賈敏一邊走一邊道:“北邊才安靜,馬上又要過年了,太上皇只怕還想安穩,有些話,我們在家說說就行了。”
“她不說我,我又何必說她?”
沈檸也知道,就算打,在太上皇那里也是年后的事。
“我就是看不慣她笑盈盈給人插刀的行徑。”
賈敏笑。
這么多年了,她大嫂還是這樣。
“您放心,南安太妃這一會心里肯定都謳死了,后悔死了。”
以后誰敢惹她大嫂啊!
“她呀,以后必不敢在您面前陰陽了。”
就是在她娘那里,也必要收斂些。
畢竟她娘的身后,就是大嫂。
“你知道她陰陽人,你也不知道?”
沈檸嗔她一句。
“哎喲,這您可冤枉我了。”
賈敏笑,“我才張口,您就突突突,說得南安太妃恨不能時光倒流。要不,以后您慢點兒。”
沈檸:“……”
她說不過她,只能笑著敲她一下。
跟著的聞佩蘭感覺今兒她也算長見識了。
廣南府下面村子被屠之事,她感覺就是真的。
小時,她跟著父親走鏢到廣南,那時候,那里還很繁榮。
可是前年再去,只人口方面就少了許多。
現在的南安王是真的不行。
不僅自己吃不了苦,還帶著享樂。
下面的將士有樣學樣,如何打仗?
聞佩蘭在心里輕輕的嘆了一口氣。
一陣風來,梅花的冷香竄入鼻尖,讓人不由尋味望去。
前方拐角,就有一棵老梅。
枝頭綻放的梅花,或含苞待放,或肆意盛開,花瓣上覆蓋著晶瑩的雪花,紅白相間,美不勝收。
沈檸和賈敏忍不住駐足。
“這棵老梅,我小時候就長在這了。”
賈敏小時候,隨著母親四處做客,對這棵老梅印象很深,“那時候,我差不多比黛玉大兩歲吧,到這邊做客,還和史家的一個表姐,爬上了這樹。”

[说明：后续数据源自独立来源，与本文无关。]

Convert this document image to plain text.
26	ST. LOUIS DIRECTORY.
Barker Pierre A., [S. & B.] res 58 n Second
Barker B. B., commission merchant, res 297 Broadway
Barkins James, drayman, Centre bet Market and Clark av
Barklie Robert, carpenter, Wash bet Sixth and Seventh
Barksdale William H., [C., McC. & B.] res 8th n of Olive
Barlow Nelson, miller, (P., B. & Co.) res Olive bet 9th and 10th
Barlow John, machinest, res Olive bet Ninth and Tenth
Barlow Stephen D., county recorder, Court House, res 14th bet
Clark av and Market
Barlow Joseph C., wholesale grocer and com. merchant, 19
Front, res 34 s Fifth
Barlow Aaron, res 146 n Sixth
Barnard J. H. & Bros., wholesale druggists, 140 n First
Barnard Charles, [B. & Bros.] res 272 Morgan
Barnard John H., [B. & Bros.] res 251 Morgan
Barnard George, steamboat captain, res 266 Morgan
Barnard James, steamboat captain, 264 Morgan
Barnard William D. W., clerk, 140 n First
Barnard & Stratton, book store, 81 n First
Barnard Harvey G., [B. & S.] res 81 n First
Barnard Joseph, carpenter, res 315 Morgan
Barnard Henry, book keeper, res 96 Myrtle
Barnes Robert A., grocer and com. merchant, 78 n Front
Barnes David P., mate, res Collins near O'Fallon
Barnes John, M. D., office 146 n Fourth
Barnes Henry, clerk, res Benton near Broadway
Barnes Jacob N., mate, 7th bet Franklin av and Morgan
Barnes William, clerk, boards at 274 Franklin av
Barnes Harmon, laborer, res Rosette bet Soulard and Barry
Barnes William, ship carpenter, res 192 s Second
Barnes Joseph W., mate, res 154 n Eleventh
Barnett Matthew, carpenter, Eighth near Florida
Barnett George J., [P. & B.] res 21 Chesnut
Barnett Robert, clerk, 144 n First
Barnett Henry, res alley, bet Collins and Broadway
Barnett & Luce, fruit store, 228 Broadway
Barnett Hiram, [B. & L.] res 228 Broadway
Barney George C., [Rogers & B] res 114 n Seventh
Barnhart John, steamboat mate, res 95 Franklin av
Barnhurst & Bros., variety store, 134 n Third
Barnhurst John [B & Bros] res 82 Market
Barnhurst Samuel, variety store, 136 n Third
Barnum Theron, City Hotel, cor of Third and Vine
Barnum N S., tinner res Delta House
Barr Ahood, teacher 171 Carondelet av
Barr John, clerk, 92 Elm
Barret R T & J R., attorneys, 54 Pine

“早知道你爬過這樹,今天就該把黛玉也帶來,讓她爬給我們看。”
賈敏本來的惆悵,一下子被沈檸這話驚沒了。
“還是等等吧,等玥兒大一點,讓她爬給我們看。”
“好呀!”
只要女兒愿意爬,沈檸是不反對的。
兩人說說笑笑,又和彭城伯夫人遇上,跟著她家的女兒各采了一朵紅梅別在了發間。
連廊穿插在梅林中,幾個小姑娘在遠處嘻嘻哈哈,彭城伯的女兒很快就被吸引,跑那邊去了。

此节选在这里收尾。